We grabbed each others’ hands and started to run. It was one of those ecstatic moments you can’t quite recreate and you think only happen in movies. We laughed and ran towards the end of the pier. The beer flowed through our veins and the late afternoon sun kissed our faces. Before us laid the glittering blue of the Taiwan Strait. We raced, but never stopped holding hands. Around us families shared cotton candy and old people puttered around killing time. We reached the end of the pier where a railing kept us from dropping into the waters below. 

We laughed catching our breath and she pulled two very shaken beers from her purse. “I guess we both won,” she said, “looks like we both get one.” I laughed between huffs. All those years of smoking do a number to your lungs. I grabbed the beer and held it while I caught my breath. “Out of shape much?” She laughed between huffs of her own. “I thought you played soccer in highschool.” I laughed, “Yeah starting left bench for the all state team.” We laughed and cracked the beers to a geyser of foam. Nearby old people looked on in a mixture of amusement and disdain. We tinked the silver cans of Taiwan Classic and took a pull. They were still ice cold from the selven and it felt good after that run. 

We stared out at the water. Off in the distance, a cargo boat slowly steamed across the horizon, further out, what looked like a navy ship sat keeping the commies on their side of the strait. The afternoon was bright and my heart was full. We’d planned to come for the sunset, but it wouldn’t be for hours, the yellow orb was still high in the sky baking the pier in heat, this area was subtropical, but from the weather you’d swear there was nothing ‘sub’ about it. I’d already sweat through my shirt, though she looked dry. Girls have a way of staying fresh and beautiful in all climates. I was a sweaty, out of shape, ex-smoker gringo- I was screwed running in this weather. 

In my thirst I drained three quarters of the beer before I realized how fast I was downing it.

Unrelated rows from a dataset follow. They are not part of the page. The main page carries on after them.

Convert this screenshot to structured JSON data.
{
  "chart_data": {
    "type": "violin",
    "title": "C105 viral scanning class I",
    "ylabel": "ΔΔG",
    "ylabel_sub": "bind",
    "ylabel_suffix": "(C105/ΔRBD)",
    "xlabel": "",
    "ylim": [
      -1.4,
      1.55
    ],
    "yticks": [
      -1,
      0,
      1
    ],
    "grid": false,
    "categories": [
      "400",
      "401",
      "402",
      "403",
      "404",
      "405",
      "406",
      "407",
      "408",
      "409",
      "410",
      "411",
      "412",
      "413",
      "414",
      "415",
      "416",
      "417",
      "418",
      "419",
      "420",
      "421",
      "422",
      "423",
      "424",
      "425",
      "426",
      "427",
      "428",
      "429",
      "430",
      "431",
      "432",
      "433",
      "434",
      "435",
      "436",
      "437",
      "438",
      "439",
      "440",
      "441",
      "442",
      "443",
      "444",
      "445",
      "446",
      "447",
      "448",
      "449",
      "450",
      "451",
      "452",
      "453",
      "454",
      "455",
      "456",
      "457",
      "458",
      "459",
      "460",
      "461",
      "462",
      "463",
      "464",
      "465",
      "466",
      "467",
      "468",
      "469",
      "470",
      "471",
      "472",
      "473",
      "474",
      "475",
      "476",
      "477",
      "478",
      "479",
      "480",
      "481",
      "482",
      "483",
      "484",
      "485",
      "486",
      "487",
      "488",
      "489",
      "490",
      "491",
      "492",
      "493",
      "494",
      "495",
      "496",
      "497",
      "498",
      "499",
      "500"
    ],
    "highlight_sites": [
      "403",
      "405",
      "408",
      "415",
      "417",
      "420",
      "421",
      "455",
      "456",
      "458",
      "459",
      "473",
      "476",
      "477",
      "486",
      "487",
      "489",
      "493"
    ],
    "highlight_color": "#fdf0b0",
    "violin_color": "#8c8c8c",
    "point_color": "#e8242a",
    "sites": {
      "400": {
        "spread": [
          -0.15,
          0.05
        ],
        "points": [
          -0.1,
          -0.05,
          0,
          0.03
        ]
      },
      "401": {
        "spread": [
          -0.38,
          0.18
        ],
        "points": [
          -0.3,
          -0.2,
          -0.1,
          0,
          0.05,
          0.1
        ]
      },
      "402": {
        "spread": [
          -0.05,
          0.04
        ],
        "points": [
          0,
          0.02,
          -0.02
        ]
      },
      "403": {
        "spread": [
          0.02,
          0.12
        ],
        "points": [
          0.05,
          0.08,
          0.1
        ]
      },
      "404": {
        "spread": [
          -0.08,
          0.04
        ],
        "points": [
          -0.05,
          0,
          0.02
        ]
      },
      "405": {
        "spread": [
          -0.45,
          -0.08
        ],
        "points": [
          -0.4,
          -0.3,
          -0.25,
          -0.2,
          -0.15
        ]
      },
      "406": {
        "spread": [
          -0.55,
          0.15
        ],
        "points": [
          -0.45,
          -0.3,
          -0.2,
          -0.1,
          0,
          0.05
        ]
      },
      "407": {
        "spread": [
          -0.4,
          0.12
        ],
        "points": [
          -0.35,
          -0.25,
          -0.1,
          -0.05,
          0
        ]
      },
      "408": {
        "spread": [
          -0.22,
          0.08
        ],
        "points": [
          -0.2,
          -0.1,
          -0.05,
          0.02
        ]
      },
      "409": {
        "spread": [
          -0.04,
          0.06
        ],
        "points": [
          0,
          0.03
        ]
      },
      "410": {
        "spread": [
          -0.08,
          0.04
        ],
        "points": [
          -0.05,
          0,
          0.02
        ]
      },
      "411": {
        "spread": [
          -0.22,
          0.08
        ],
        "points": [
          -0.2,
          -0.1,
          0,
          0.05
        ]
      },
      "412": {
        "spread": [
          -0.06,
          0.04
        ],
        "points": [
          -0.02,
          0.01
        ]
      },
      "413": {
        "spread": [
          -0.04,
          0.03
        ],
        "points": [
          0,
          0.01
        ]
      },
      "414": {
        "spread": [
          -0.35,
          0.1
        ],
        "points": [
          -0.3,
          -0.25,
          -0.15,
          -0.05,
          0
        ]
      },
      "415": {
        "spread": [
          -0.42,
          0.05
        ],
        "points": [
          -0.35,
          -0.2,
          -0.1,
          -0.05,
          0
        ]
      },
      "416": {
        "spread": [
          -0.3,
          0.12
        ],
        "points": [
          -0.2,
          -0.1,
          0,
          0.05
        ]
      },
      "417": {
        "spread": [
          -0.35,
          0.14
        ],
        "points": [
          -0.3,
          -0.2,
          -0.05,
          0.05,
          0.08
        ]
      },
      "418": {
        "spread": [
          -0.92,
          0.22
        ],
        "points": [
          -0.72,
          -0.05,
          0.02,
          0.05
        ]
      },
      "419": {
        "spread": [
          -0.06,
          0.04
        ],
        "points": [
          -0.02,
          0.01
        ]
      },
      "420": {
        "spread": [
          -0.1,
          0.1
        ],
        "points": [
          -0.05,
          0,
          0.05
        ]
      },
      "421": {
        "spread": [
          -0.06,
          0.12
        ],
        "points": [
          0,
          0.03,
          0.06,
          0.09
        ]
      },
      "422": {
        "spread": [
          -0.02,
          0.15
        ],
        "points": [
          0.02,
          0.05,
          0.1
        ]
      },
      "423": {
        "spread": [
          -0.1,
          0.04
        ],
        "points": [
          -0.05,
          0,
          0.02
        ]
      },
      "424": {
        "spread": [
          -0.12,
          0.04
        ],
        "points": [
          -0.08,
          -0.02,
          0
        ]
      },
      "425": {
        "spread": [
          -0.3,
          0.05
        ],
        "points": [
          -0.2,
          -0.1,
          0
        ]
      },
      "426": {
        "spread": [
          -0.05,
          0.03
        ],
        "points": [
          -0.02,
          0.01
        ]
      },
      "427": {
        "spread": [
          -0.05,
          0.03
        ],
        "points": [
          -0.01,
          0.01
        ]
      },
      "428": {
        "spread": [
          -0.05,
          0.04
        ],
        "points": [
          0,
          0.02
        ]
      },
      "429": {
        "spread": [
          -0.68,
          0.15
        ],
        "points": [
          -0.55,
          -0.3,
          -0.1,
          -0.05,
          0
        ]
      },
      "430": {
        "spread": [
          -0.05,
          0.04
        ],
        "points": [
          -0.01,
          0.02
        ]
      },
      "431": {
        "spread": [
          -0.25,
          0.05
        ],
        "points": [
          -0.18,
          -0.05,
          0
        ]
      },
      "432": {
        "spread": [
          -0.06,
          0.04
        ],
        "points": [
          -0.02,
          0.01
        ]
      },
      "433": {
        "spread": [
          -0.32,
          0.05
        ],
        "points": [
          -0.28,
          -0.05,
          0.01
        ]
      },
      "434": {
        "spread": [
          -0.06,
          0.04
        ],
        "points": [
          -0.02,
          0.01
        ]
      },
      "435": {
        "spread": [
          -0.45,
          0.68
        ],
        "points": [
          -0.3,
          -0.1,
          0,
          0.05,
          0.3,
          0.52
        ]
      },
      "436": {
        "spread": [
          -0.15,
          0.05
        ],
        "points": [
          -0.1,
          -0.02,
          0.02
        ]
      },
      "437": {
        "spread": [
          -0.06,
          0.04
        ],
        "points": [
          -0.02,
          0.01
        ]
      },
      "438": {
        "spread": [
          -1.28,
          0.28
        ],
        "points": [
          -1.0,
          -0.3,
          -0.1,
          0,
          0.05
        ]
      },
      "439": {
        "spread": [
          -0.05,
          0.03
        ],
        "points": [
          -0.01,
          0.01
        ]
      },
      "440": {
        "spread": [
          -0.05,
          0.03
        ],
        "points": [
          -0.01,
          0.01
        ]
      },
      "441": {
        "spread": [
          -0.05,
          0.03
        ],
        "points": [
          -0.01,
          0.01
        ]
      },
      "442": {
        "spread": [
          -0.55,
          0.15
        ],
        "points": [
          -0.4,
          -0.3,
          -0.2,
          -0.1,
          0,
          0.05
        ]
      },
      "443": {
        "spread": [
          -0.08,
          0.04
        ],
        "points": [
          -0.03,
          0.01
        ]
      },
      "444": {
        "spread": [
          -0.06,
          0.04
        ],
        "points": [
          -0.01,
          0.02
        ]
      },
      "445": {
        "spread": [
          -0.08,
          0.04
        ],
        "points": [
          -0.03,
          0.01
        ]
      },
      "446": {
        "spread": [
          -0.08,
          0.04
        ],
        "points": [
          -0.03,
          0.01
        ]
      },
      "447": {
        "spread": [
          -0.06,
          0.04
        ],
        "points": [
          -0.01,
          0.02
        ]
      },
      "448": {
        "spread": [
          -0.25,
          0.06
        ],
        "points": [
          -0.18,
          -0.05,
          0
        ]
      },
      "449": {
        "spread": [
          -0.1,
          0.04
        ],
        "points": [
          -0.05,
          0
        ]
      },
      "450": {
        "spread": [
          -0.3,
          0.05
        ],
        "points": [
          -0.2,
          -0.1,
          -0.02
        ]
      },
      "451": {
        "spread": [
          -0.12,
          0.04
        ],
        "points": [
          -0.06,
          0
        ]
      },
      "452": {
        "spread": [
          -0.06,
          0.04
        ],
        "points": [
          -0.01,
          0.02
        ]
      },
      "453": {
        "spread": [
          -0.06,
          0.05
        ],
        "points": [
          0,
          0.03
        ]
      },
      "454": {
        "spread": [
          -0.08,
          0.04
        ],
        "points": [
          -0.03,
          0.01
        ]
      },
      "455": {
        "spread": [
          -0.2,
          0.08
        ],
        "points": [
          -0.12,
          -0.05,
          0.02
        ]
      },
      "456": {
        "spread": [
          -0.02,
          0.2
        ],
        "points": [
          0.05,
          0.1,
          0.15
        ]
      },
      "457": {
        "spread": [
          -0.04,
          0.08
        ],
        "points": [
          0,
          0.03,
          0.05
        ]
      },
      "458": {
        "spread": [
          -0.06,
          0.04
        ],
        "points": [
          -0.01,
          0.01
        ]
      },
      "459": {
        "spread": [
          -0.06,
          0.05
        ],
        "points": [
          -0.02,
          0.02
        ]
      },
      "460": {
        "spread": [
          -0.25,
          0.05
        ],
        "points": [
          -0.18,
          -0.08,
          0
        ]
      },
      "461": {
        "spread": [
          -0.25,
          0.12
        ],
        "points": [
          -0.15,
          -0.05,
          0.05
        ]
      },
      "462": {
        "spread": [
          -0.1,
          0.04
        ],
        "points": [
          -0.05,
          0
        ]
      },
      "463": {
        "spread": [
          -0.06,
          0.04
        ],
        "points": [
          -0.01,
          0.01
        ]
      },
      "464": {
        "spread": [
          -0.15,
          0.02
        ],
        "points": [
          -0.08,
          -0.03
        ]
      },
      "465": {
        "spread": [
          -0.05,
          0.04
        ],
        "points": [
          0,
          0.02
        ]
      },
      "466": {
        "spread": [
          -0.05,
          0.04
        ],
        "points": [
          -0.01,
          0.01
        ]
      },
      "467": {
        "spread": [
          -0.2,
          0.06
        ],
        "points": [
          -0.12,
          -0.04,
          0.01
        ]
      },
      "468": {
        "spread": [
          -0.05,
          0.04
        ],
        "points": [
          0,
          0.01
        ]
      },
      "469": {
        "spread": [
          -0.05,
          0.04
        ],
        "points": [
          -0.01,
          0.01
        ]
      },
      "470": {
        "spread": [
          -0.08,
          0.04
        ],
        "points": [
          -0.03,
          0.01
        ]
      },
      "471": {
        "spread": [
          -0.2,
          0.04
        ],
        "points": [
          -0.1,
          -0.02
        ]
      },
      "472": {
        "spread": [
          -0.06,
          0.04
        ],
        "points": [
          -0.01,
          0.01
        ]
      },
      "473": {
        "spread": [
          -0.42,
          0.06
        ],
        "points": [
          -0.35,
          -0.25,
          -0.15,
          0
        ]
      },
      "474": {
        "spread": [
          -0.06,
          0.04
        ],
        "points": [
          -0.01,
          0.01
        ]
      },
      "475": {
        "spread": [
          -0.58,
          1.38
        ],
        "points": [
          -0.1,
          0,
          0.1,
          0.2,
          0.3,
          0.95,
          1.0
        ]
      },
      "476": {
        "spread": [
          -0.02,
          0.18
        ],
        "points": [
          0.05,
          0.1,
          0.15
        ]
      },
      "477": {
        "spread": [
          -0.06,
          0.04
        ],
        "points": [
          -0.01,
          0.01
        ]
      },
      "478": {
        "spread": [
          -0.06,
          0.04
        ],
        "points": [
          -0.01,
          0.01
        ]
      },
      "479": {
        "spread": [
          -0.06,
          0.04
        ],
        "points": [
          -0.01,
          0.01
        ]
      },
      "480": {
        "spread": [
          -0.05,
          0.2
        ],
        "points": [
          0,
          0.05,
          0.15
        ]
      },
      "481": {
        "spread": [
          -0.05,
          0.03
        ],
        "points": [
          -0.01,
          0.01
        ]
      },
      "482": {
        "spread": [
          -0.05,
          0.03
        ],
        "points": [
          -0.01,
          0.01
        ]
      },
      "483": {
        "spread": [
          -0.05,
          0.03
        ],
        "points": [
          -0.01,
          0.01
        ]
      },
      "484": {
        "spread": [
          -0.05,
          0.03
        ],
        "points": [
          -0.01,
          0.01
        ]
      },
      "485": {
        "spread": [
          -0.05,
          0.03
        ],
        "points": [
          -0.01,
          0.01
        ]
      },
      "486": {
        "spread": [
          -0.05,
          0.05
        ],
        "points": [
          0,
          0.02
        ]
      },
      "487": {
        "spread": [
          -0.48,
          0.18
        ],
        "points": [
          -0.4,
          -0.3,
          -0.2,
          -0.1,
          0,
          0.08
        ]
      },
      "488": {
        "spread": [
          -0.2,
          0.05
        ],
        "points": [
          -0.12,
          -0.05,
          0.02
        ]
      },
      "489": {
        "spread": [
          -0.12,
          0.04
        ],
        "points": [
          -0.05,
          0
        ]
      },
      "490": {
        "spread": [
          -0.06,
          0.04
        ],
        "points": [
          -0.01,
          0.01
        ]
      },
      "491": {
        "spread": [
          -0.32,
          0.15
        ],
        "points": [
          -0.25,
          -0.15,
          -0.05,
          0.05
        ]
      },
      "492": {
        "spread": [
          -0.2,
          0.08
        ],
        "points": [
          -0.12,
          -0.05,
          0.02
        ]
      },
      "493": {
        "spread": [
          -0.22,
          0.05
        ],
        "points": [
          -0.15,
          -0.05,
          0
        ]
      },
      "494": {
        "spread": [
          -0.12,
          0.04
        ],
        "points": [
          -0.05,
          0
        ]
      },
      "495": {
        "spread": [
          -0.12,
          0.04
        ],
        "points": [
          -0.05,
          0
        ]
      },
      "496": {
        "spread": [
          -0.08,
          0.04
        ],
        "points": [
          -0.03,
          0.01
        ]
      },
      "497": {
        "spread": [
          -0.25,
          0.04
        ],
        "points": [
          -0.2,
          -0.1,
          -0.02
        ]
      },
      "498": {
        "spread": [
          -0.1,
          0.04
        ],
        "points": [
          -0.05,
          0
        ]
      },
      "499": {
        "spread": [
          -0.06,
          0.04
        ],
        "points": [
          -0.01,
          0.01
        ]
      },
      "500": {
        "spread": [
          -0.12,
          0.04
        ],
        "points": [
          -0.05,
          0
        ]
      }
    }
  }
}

It was the perfect refreshment for a day like today. I saw her shake her can, I know she’d downed the same amount. She looked over at me, her sunglasses sparkled in the sunshine. I saw myself reflected in the mirror finish. I guess that’s what she saw, though less distorted. My hair was tousled by the wind, her’s still perfect in the bun she tied before we ran. I laughed when she did it, and now I smiled at the memory. She smiled back and I grabbed her hand. 

“Another beer?” I asked. “Of course, I’m dying of thirst out here.” We laughed again and turned back towards the land, leaving our outpost over the gentle waves. The sun warmed my back as we walked. The old folks had cast aside their stares, just like how we dropped the cans into the color coded recycling bins.